Una vez activado el mecanismo de coagulación humano, el fibrinógeno se convierte en monómero de fibrina bajo la acción de la trombina, y el monómero de fibrina puede agregarse en polímero de fibrina, que es útil para la formación del coágulo sanguíneo y juega un papel importante en el proceso de coagulación.

El fibrinógeno es sintetizado principalmente por los hepatocitos y es una proteína con función de coagulación. Su valor normal se encuentra entre 2 y 4 qL. El fibrinógeno es una sustancia relacionada con la coagulación, y su aumento suele ser una reacción inespecífica del organismo y un factor de riesgo para enfermedades relacionadas con la tromboembolia.
El valor de FIB de coagulación puede aumentar en muchas enfermedades, factores genéticos o inflamatorios comunes, lípidos sanguíneos altos, presión arterial

Enfermedad coronaria, diabetes, tuberculosis, enfermedades del tejido conectivo, cardiopatías y tumores malignos. Todas estas enfermedades pueden provocar la formación de coágulos sanguíneos. Por lo tanto, un valor alto de FIB (coagulación sanguínea alta) indica un estado de coagulación sanguínea alta.

Un nivel alto de fibrinógeno indica que la sangre presenta hipercoagulabilidad y es propensa a la trombosis. El fibrinógeno también se conoce como factor de coagulación I. Ya sea coagulación endógena o exógena, el paso final del fibrinógeno activa los fibroblastos. Las proteínas se entrelazan gradualmente en una red para formar coágulos sanguíneos, por lo que el fibrinógeno representa el rendimiento de la coagulación sanguínea.

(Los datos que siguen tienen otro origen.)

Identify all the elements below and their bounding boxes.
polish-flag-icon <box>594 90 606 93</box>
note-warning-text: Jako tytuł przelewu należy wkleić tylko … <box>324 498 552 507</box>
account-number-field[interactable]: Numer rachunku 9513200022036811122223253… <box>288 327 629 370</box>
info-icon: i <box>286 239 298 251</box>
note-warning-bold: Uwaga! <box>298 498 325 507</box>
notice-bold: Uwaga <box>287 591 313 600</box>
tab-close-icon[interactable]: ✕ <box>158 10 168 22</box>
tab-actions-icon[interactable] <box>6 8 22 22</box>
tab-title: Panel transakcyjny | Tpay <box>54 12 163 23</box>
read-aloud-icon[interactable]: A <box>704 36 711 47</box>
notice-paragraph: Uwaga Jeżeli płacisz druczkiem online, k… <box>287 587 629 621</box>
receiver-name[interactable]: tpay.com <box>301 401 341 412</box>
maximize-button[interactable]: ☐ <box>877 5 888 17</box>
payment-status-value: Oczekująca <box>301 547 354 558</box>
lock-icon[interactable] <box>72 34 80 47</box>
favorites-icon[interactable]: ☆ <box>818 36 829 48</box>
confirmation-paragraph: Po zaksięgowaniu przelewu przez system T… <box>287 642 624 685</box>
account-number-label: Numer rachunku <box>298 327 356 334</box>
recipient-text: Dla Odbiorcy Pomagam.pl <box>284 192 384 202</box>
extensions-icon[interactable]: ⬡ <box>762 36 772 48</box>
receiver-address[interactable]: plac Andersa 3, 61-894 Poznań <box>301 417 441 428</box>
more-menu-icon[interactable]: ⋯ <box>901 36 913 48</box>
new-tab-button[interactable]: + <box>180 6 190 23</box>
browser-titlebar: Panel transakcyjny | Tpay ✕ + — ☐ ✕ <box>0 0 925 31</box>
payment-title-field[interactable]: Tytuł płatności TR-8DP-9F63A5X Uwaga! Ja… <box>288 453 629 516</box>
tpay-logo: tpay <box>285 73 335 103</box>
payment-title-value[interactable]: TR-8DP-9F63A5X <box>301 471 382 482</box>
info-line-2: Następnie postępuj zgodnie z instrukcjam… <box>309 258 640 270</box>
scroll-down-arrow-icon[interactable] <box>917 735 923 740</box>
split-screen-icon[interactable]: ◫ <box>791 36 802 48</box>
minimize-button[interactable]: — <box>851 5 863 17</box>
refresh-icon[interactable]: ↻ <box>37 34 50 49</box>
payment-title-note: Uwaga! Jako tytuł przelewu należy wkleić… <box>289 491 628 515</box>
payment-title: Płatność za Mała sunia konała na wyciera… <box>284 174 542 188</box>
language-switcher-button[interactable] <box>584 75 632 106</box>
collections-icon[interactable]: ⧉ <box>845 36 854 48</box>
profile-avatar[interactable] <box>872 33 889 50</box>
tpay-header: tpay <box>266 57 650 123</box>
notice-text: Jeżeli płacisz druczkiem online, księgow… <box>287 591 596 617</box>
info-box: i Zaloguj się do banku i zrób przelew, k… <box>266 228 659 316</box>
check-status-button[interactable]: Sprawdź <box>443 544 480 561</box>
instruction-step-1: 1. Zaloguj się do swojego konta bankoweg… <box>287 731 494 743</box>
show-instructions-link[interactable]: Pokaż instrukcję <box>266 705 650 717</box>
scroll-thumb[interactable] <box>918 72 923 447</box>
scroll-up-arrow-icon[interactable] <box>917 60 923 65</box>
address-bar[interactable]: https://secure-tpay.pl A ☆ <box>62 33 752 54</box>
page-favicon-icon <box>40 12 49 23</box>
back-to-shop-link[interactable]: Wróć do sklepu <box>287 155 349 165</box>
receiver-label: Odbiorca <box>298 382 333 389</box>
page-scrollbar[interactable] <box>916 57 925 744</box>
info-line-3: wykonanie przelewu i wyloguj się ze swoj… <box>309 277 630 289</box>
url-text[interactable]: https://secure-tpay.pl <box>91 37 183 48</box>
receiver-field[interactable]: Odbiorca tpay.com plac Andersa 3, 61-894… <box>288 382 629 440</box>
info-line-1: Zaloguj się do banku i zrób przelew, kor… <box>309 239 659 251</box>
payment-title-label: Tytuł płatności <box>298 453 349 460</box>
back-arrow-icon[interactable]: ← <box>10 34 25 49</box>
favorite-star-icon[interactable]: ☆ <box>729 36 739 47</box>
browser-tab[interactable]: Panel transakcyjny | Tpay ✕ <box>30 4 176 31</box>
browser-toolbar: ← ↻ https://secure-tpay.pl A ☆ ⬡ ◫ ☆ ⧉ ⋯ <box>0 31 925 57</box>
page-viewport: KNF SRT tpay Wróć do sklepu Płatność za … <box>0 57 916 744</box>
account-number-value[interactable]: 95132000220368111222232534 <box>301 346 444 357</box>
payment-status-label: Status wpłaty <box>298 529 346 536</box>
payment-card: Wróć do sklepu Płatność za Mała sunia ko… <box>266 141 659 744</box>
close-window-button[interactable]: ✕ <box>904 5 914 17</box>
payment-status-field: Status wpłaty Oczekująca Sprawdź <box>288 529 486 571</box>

El fibrinógeno se sintetiza principalmente en el hígado y puede estar elevado en diversas enfermedades. Entre los factores genéticos o inflamatorios comunes se incluyen los niveles elevados de lípidos en sangre, la hipertensión arterial, la enfermedad coronaria, la diabetes, la tuberculosis, las enfermedades del tejido conectivo, las cardiopatías y los tumores malignos. Tras una cirugía mayor, dado que el cuerpo necesita realizar la hemostasia, también se estimulará el aumento de fibrinógeno para dicha función.